Friday, Apr. 19, 1968
Price of Consistency
The Reporter magazine presented a steadfast face to the world. From the day it started in 1949, its standards of journalism were high, its contributors stayed close to the facts, and it enthusiastically accepted the postwar role of the U.S. as a world arbiter and standard-setter. As the years rolled by, how ever, many liberals became disenchanted with U.S. action as international policeman or bored with straight reporting and turned instead to the more sensational outpourings of the New Left. But the Reporter, personified by Publisher Max Ascoli, never wavered. Last week it paid the price of consistency by announcing it would cease publication in June.
For Ascoli, 69, the final blow was the abuse heaped upon him because of his support of the U.S. position in Asia and Viet Nam. In a recent issue, he lamented the loss of onetime friends and the "feeling of loneliness" it gave him. Though subscribers stayed steady at 210,000, their identity changed; Ascoli feels that he was losing liberal and academic readers and that the loss was causing publishing houses to reduce their advertising. Ad pages, which stood at a moderately money-losing 543 in 1963, dropped to a painfully money-losing 401 last year.
One-Man Show. Ascoli and his wife Marion Rosenwald, a Sears, Roebuck heiress, wearied of making up deficits. Very much the editorial autocrat, Ascoli had trouble grooming a successor. He hired a succession of distinguished editors: Harlan Cleveland, Theodore H. White, Theodore Draper, Irving Kristol. But none of them stayed very long. Through it all, the Reporter remained steady, sober, unsensational.
Various publishing houses offered to buy the Reporter and keep it going, but Ascoli considered it too much of a "one-man show" to sell it.

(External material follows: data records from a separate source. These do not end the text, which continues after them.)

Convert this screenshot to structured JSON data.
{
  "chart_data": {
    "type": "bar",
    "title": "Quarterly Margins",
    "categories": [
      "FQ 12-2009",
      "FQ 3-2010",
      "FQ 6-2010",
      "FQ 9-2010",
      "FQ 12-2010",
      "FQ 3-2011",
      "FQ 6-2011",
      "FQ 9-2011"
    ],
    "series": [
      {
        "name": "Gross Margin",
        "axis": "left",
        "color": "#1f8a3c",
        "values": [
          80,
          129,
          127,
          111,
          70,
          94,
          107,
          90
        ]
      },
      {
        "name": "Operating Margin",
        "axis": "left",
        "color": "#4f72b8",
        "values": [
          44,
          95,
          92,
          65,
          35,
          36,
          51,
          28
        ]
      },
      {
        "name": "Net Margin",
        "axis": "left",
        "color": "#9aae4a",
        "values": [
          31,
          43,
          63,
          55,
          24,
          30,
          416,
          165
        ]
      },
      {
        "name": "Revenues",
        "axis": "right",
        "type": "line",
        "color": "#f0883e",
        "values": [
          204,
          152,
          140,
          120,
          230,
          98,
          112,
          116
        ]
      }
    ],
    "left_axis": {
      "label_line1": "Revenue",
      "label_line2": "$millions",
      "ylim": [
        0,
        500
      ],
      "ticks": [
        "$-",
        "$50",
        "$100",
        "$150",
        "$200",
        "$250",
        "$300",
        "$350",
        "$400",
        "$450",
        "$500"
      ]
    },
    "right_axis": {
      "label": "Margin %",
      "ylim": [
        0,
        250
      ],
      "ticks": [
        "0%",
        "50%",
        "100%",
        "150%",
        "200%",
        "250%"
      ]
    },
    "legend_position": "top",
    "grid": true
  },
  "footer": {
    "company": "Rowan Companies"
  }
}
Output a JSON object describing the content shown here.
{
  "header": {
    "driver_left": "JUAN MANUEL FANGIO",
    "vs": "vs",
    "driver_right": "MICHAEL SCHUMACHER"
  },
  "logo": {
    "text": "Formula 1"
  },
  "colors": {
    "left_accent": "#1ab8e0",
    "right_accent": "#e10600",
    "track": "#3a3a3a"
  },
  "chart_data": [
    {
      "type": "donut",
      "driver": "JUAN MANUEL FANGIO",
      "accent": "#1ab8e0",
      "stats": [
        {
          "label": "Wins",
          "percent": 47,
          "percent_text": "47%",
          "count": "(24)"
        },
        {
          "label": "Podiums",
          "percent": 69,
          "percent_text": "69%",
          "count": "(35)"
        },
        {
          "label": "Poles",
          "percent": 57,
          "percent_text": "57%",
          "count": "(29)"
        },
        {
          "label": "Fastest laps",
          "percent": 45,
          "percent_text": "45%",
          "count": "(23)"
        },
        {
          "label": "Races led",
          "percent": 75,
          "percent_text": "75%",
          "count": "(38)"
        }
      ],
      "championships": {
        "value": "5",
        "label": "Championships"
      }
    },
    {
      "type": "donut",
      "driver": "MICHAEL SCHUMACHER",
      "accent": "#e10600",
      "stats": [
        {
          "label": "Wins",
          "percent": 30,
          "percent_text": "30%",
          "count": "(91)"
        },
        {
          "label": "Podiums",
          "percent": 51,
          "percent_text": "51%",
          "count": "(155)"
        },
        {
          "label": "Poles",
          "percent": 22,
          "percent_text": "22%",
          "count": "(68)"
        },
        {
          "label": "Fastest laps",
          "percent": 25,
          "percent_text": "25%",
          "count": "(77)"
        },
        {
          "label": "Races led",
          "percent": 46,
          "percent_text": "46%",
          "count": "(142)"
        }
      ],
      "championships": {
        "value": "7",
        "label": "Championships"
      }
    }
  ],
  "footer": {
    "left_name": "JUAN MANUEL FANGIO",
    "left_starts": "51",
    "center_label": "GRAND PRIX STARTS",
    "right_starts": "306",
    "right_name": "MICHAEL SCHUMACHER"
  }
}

He says that "My answer to them was: Is your daughter for sale?" He even hopes to keep the copyright of the name after the magazine folds. The Reporter, however, will not completely disappear from view. "I'm not abandoning ship," insists Ascoli. Two topnotch reporters, Meg Greenfield and Denis Warner, will be transferred to Harper's magazine, which is striving energetically to keep up with the times. Ascoli will contribute a regular column and write books--though he will doubtless remain out of tune. In the current Reporter, he bids farewell to yet another friend on the subject of Viet Nam: President Johnson. L.B.J., he writes, has "run out on his pledge to the people of South Viet Nam and run out on the American electorate."